= Don McGregor (scientist) =

New Zealand scientist (1938–2020)

Donald Dalglish McGregor (15 October 1938 – 17 September 2020) was a New Zealand scientist and research advisor.

==Early life and education==
McGregor was born and raised in Christchurch to Roy and Elsie (née Hall). He married Marjorie (née Mauger) in Timaru on Easter Monday, 1966.
After having completed an MSc with first Class Honours at the University of Canterbury, he arrived in Dunedin in 1962 to work as a Research Officer in the Wellcome Medical Research Institute at the University of Otago, where he obtained his PhD in 1969.

His early work focused on the vascular system and the alleviation of hypertension producing at least one classic paper (McGregor and Smirk, 1970) that was so well-regarded it was re-visited nearly four decades later. He also had a keen interest in mosquitoes, in particular Opifex fuscus (Naeroa) endemic around the New Zealand coast.

The majority of his academic career was spent at the University of Otago. Despite his education in the medical school, he commenced a lecturing position in the Department of Zoology in 1968. He eventually progressed to a term as Head of the Department of Zoology (1980–1985), and as Dean of the Faculty of Science (1986–1988).
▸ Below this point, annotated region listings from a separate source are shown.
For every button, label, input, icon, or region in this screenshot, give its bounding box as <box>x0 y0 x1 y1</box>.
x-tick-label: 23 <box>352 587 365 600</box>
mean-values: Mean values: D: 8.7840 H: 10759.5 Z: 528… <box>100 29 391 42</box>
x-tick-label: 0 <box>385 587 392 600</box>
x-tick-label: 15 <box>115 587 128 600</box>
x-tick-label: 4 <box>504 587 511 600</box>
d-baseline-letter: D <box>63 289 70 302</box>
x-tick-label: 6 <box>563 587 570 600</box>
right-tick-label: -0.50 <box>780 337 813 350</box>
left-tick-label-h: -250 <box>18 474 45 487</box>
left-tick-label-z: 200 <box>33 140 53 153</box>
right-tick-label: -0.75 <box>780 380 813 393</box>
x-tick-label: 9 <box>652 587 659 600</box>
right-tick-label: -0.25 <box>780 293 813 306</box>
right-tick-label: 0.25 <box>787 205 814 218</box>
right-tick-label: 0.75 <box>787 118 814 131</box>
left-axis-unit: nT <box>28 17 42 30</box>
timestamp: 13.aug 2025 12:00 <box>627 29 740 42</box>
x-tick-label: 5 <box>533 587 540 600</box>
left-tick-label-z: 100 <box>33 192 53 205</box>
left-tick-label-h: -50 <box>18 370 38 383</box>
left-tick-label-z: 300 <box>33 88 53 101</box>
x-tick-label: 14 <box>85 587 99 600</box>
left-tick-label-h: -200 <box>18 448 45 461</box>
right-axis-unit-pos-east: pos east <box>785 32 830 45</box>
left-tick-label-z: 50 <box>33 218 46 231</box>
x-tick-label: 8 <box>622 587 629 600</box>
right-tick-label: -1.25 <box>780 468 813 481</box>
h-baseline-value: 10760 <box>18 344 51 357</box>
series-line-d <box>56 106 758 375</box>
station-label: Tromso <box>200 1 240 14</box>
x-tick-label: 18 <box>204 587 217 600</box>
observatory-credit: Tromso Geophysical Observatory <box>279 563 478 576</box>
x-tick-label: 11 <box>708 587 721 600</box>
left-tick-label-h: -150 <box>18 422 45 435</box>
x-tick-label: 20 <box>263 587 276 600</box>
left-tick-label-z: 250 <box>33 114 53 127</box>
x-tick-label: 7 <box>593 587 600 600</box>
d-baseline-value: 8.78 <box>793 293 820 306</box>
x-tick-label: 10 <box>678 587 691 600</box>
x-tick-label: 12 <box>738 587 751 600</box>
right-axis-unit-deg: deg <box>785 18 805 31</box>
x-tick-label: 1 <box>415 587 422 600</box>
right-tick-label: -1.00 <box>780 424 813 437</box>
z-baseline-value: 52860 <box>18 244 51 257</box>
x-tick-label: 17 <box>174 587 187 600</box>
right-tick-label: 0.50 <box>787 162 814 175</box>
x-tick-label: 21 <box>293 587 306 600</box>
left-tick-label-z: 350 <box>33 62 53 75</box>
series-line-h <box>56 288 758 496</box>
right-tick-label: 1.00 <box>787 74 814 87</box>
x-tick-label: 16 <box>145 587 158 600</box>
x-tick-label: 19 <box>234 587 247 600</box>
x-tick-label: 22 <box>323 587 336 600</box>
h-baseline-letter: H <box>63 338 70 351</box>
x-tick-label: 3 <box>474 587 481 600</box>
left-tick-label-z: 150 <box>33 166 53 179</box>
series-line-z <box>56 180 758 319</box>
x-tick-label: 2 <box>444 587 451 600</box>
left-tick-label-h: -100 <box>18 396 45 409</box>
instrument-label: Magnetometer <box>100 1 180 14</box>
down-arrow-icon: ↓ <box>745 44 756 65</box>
By 1991 McGregor was Assistant Vice-Chancellor leading the newly created Division of Sciences.

==Science adviser==
McGregor was appointed chief scientist at the Ministry of Research, Science and Technology (MoRST) in 1992. He set up and managed the expert science panels established to inform government policies on bovine spongiform encephalopathy, the incursion and eradication of tussock moth as well as possum-spreading of bovine tuberculosis.